После Вики и ее мамы еду в ресторан. Мне надо поесть и подумать. У меня есть запасной вариант. Но это снова просить Вариного отца. А это чревато разговором с Егором. Но без него, чувствую, фиг до чего доберусь.
Попытаться стоит. Долго жду, когда ответит. Если не ответит, то придется звонить его жене, потом Егору. Всем буду звонить, но я найду.
– Александр Иванович, здравствуйте. Это Юра. Мне нужна ваша помощь. Без вас никак. Расследование зашло в тупик.
– Я не хочу расследовать это. Не хочу знать, как он умер и кто в этом виноват. Я хочу спокойствия своей семье.
– Пока преступник на свободе, хотите спокойствия? Думаете, он не знает о вас?
Сам не знаю. Но исключать этого нельзя.
– Никто не знает.
– Я нашел, значит, и еще кто-то мог найти.
– Кому она нужна? Ей два года тогда было?
– Возможно, кто-то, как и я, ищет блокнот.
– Ты заработался, Юра, отдохни, а. И не лезь к нам. Это дело двадцатилетней давности. Если бы кто-то хотел найти, он бы уже нашел.
– Мне подбросили письмо, с вырезкой из газеты двадцатилетней давности. Кто-то еще знает и кто-то еще ищет что-то, связанное с этим делом. Мы не одни знаем.

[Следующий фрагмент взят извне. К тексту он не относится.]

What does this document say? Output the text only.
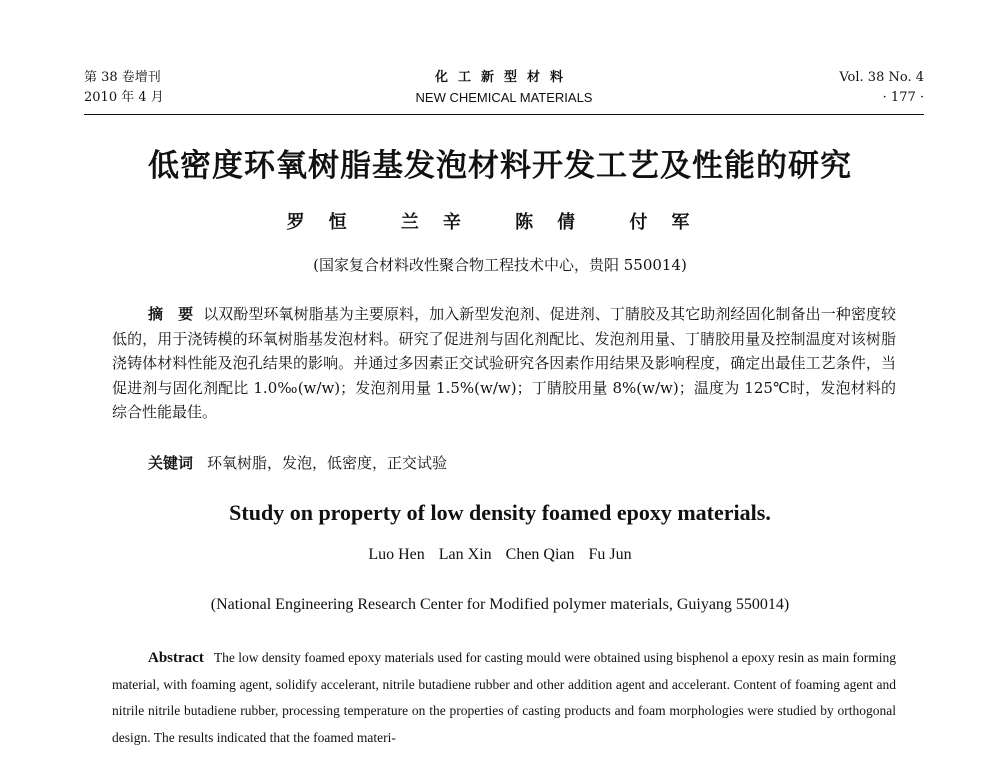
第 38 卷增刊
2010 年 4 月
化工新型材料
NEW CHEMICAL MATERIALS
Vol. 38 No. 4
· 177 ·
低密度环氧树脂基发泡材料开发工艺及性能的研究
罗恒 兰辛 陈倩 付军
(国家复合材料改性聚合物工程技术中心，贵阳 550014)
摘　要 以双酚型环氧树脂基为主要原料，加入新型发泡剂、促进剂、丁腈胶及其它助剂经固化制备出一种密度较低的，用于浇铸模的环氧树脂基发泡材料。研究了促进剂与固化剂配比、发泡剂用量、丁腈胶用量及控制温度对该树脂浇铸体材料性能及泡孔结果的影响。并通过多因素正交试验研究各因素作用结果及影响程度，确定出最佳工艺条件，当促进剂与固化剂配比 1.0‰(w/w)；发泡剂用量 1.5%(w/w)；丁腈胶用量 8%(w/w)；温度为 125℃时，发泡材料的综合性能最佳。
关键词 环氧树脂，发泡，低密度，正交试验
Study on property of low density foamed epoxy materials.
Luo Hen Lan Xin Chen Qian Fu Jun
(National Engineering Research Center for Modified polymer materials, Guiyang 550014)
Abstract The low density foamed epoxy materials used for casting mould were obtained using bisphenol a epoxy resin as main forming material, with foaming agent, solidify accelerant, nitrile butadiene rubber and other addition agent and accelerant. Content of foaming agent and nitrile nitrile butadiene rubber, processing temperature on the properties of casting products and foam morphologies were studied by orthogonal design. The results indicated that the foamed materi-
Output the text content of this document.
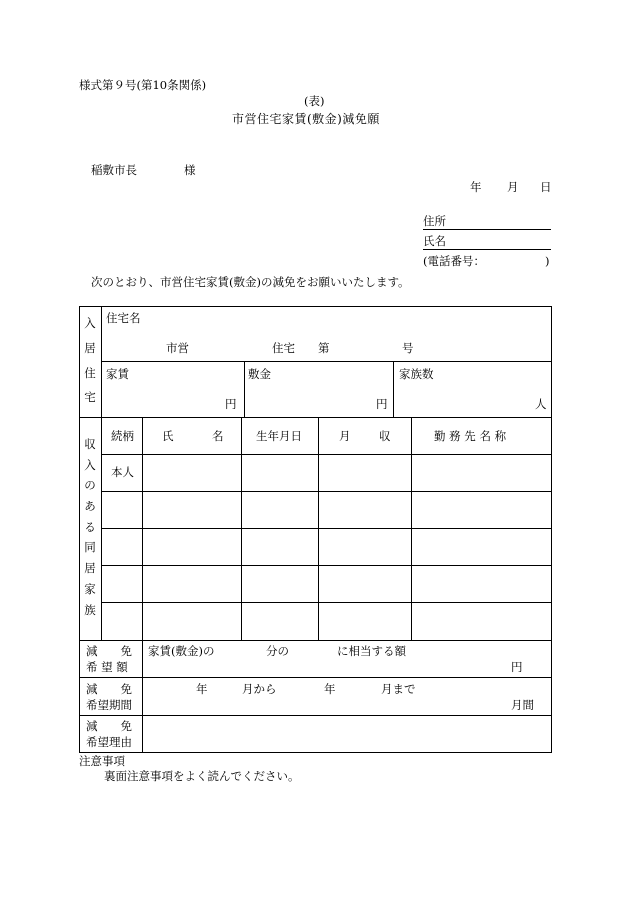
様式第９号(第10条関係)
(表)
市営住宅家賃(敷金)減免願
稲敷市長	様
年 月 日
住所
氏名
(電話番号：	)
次のとおり、市営住宅家賃(敷金)の減免をお願いいたします。
入
居
住
宅
住宅名
市営	住宅 第	号
家賃
円
敷金
円
家族数
人
収
入
の
あ
る
同
居
家
族
続柄 氏	名	生年月日	月 収	勤 務 先 名 称
本人
減　　免
希 望 額
家賃(敷金)の	分の	に相当する額
円
減　　免
希望期間
年	月から	年	月まで
月間
減　　免
希望理由
注意事項
裏面注意事項をよく読んでください。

– Я не буду тебе помогать, мы договорились.
– Мне всего лишь надо, чтобы вы подтвердили в банке, что вы отец Вари и мне разрешили вскрыть ячейку, которую оставил ее родной отец.
– Я ее отец.
– Ячейку, которую оставил Комаров. Вы можете это сделать, как законный представитель или сама Варя. Я обещал не рассказывать, но если вы не поможете, то мне придется попросить Варю. Там могут быть важные сведения.
– Ну, ты и сволочь.
– Просто помогите. Вас это не коснется. – Игнорирую его слова. Но он тоже сволочь, что скрывает от Вари правду.
– Документы дома. Я буду там через полчаса.
– Я еду в банк и буду ждать вашего звонка. Сделаем все быстро, никто не узнает.
Мы связываемся с ним через сорок минут. Я показываю документы об удочерении, Варин отец паспорт и доверенность. Семья Озеровых будет презирать меня до конца дней, но кто сказал им, что они правы. Их условия о молчании я соблюдаю. Но запретить мне раскопать это дело не в их власти.
– Вы хотите знать, что там? – спрашиваю отца Вари, прежде, чем открыть ячейку.
– Нет. И Варя тоже не должна знать, если это касается ее.
– Хорошо, я вас понял. Так даже проще. Спасибо.
Он ничего не говорит, отключается.
В ячейке письмо..
“Мария и Аленка, если вы читаете это письмо, то меня нет в живых”...
Читаю первые строки и убираю, оно не мне, оно для Вари. Я делаю копию. Возможно, когда-нибудь Варя узнает правду, я сохраню это письмо и отдам ей. Семейная фотография, сделанная в ателье. Они втроем. Счастливые, полные планов и желания жить. Это забираю себе. Счета и договор с банком, где лежит депозит, тоже забираю себе. Это все Варино. Если у нее будет сложная ситуация, это спасет ей жизнь. Под ними медальон на шею. Серебро, чуть потускнело, но красивая вещь. Эту я придумаю, как подарить Варе, чтобы она не догадалась. На самом дне нахожу блокнот.
Я даже не открываю, и так знаю, что там. Тайны и разгадки. Вероятно, даже то, кто за этим стоит. Слишком просто для Комарова было бы прятать все с такими сложностями.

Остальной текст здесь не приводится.